Wegen Übertretung dieser Vorschrift verfällte das Polizeirichteramt der Stadt Zürich mit Strafverfügung vom 14. Dezember 1956 den Fahrzeugführer Röthele in eine Busse von Fr. 10.-, weil er am 28. November 1956 seinen Personenwagen am Hirschengraben in Zürich ausserhalb der signalisierten Parkflächen hatte stehen lassen.
Röthele verlangte gerichtliche Beurteilung.
Am 26. April 1957 sprach ihn der Einzelrichter in Strafsachen des Bezirksgerichtes Zürich frei mit der Begründung, Art. 2 Ziff. 3 der Verkehrsordnung sei nicht geeignet, die Norm des Art. 49 MFV in rechtsgenügender Weise einzuschränken oder zu ergänzen.

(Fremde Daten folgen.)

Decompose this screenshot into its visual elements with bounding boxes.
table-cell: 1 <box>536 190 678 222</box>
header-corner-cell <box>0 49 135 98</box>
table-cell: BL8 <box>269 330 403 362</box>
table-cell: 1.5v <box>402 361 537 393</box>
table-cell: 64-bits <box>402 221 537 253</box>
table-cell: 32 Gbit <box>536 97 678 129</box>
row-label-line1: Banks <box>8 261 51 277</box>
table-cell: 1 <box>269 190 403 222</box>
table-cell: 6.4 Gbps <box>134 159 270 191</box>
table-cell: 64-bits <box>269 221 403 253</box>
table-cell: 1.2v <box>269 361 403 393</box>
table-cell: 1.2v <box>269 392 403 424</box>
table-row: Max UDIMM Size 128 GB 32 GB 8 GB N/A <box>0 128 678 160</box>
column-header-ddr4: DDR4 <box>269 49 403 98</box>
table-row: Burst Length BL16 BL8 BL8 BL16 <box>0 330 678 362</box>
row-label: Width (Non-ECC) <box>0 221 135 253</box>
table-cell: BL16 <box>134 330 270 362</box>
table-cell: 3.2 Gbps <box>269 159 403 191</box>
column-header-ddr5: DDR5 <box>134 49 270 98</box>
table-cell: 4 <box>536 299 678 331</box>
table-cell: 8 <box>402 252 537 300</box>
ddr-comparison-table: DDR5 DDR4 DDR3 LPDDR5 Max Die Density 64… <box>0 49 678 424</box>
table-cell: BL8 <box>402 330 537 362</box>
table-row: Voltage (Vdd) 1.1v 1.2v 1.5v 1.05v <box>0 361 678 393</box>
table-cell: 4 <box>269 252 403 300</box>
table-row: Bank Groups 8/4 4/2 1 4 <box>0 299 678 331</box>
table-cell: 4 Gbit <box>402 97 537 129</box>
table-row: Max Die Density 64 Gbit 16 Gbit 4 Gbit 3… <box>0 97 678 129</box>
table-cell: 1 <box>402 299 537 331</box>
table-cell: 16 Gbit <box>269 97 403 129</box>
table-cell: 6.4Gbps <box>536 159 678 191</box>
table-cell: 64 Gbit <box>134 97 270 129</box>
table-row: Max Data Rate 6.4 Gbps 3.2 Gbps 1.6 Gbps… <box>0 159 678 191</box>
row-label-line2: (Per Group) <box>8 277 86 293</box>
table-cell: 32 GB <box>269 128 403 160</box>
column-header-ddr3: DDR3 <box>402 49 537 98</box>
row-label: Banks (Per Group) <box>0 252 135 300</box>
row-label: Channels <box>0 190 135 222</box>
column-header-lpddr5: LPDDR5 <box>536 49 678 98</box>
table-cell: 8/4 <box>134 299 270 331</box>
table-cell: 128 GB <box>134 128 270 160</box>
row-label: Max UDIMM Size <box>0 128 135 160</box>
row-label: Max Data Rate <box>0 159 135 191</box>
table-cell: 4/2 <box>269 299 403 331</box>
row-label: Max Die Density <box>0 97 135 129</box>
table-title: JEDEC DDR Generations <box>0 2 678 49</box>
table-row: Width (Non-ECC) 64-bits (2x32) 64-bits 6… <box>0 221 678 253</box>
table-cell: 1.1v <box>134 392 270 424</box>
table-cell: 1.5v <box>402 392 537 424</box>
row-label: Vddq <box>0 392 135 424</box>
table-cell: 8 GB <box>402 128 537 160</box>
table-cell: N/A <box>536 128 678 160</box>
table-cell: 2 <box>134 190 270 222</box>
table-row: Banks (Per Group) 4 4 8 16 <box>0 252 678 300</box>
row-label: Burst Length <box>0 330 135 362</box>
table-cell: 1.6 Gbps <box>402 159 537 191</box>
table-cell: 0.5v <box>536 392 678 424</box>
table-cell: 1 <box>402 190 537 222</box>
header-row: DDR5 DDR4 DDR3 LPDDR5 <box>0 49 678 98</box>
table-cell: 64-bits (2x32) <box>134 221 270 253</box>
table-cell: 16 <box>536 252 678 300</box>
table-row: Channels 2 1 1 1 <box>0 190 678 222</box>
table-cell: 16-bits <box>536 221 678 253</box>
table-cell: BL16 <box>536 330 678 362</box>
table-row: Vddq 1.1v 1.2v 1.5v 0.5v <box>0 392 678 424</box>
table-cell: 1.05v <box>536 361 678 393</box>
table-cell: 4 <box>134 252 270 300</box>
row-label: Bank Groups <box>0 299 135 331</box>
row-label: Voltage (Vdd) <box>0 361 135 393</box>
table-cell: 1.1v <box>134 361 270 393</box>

B.- Das Obergericht des Kantons Zürich hob am 9. Dezember 1957 das Urteil des Einzelrichters auf und büsste Röthele wegen Übertretung des Art. 2 Ziff. 3 der städtischen Verkehrsordnung mit Fr. 10.-. Es nahm an, die genannte Vorschrift sei als örtliche Regelung des Verkehrs zulässig und verbindlich. Art. 49 MFV habe entgegen der Auffassung des Einzelrichters nicht den Sinn, dass das Parkieren unter Ausschluss polizeilicher Beschränkungen überall da gestattet sei, wo es den Verkehr nicht störe.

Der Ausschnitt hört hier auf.